# Ex.9.1 Q12 Some Applications of Trigonometry Solution - NCERT Maths Class 10

## Question

From the top of a \(7 \,\rm{m}\) high building, the angle of elevation of the top of a cable tower is \(60^\circ\) and the angle of depression of its foot is \(45^\circ\). Determine the height of the tower.

## Text Solution

**What is Known?**

(i) Height of building \(=7 \,\rm{m}\)

(ii) Angle of elevation of the top of a cable tower from building top \(=60^\circ\)

(iii) Angle of depression of the foot of the cable tower from building top \(= 45^\circ\)

**What is ****Unknown?**

Height of the tower

**Reasoning:**

Let the height of the tower is \(CE\) and the height of the building is \(AB\). The angle of elevation of the top \(E\) of the tower from the top \(A\) of the building is \(60^\circ\) and the angle of depression of the bottom \(C\) of the tower from the top \(A \)of the building is \(45^\circ\).

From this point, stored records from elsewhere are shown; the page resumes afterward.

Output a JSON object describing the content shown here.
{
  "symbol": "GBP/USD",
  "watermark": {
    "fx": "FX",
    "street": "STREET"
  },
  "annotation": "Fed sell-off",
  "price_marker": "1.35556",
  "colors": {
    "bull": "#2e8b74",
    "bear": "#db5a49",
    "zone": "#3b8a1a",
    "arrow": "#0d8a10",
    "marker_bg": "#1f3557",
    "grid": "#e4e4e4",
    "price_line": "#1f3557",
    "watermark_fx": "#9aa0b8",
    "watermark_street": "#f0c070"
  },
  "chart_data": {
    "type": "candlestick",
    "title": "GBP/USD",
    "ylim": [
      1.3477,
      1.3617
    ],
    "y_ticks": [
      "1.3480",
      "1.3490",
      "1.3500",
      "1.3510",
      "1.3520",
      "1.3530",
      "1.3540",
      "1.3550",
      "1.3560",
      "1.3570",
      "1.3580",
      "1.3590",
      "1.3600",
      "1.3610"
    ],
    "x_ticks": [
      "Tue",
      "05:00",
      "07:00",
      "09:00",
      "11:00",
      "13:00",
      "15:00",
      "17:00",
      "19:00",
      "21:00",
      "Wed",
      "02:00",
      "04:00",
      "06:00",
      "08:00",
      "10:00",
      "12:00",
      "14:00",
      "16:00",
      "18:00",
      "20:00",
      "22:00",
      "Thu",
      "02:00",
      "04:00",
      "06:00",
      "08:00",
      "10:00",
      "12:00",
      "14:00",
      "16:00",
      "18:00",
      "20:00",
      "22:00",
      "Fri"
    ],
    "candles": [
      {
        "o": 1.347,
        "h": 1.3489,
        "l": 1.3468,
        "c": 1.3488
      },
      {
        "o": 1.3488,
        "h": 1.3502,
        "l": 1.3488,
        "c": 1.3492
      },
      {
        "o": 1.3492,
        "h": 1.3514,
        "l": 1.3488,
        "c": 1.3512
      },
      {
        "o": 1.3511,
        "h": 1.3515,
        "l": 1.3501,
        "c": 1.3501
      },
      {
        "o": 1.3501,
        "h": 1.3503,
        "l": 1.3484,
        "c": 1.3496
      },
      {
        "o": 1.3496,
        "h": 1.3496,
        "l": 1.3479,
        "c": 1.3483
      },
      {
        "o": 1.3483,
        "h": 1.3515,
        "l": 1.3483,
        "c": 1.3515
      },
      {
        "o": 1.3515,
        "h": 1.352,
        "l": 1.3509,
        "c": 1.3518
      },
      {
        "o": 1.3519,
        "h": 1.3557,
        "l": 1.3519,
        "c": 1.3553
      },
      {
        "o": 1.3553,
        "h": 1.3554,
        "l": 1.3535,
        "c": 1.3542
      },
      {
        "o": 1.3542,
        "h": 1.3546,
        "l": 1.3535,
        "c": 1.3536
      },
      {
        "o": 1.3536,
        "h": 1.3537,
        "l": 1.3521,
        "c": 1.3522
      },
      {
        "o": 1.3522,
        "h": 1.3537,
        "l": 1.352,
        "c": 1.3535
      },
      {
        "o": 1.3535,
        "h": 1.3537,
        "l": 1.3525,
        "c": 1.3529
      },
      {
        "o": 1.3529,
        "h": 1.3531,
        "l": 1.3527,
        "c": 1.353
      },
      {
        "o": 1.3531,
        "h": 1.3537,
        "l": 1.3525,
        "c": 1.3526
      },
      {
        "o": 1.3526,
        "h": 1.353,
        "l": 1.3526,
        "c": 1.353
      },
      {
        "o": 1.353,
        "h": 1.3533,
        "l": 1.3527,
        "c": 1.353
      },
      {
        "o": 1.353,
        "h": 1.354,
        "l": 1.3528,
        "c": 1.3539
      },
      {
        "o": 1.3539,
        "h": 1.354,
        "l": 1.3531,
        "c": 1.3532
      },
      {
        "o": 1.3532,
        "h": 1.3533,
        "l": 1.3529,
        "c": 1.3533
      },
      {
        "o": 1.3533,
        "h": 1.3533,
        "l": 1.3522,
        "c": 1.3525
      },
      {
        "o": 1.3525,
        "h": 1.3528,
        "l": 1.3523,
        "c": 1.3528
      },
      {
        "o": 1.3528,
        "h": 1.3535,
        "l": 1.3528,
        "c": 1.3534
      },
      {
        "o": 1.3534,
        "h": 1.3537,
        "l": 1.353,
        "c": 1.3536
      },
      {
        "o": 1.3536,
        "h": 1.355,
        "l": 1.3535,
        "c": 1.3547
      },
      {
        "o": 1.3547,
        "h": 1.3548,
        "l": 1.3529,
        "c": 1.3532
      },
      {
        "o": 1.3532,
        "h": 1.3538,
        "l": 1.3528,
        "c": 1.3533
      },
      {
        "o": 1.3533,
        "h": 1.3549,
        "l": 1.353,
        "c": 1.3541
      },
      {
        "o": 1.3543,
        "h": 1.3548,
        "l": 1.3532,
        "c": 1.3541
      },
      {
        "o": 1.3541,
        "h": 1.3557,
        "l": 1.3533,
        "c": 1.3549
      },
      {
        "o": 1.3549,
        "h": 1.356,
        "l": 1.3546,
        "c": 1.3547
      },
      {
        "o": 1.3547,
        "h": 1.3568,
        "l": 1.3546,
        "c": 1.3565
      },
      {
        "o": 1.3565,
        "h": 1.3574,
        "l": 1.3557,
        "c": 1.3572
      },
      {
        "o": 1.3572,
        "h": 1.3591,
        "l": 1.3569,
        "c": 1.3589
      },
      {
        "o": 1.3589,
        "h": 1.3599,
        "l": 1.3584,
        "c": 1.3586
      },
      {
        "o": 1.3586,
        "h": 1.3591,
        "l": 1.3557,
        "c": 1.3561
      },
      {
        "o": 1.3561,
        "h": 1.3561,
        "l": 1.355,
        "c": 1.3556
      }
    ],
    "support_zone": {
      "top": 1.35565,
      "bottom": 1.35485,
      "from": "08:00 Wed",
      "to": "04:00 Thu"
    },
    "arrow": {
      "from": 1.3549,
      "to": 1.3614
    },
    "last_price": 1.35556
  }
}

Trigonometric ratio involving building height, tower height, angles and distances between them is \(\tan \theta \)

**Steps:**

Draw \(AD||BC\).

Then,\(\angle DAC=\angle ACB={{45}^{0}}\)(alternate interior angles.)

In \(\Delta ABC\),

\[\begin{align}\tan {{45}^{0}}&=\frac{AB}{BC} \\ 1&=\frac{7}{BC} \\ BC&=7 \end{align}\]

\(ABCD\) is a rectangle,

Therefore, \(BC = AD = 7 \, \rm{m}\) and \(AB = CD = 7 \, \rm{m}\)

In \(\Delta ADE\),

\[\begin{align} { \tan 60 ^ \circ = \frac { E D } { A D } } \\ { \sqrt { 3 } = \frac { E D } { 7 } } \\ { E D = 7 \sqrt { 3 } } \end{align}\]

Height of tower

\[\begin{align}CE&=ED+CD \\ &=7\sqrt{3}+7 \\ &=7(\sqrt{3}+1) \end{align}\]

Height of the tower \(= 7 ( 1 + \sqrt { 3 } ) \,\rm{m}\)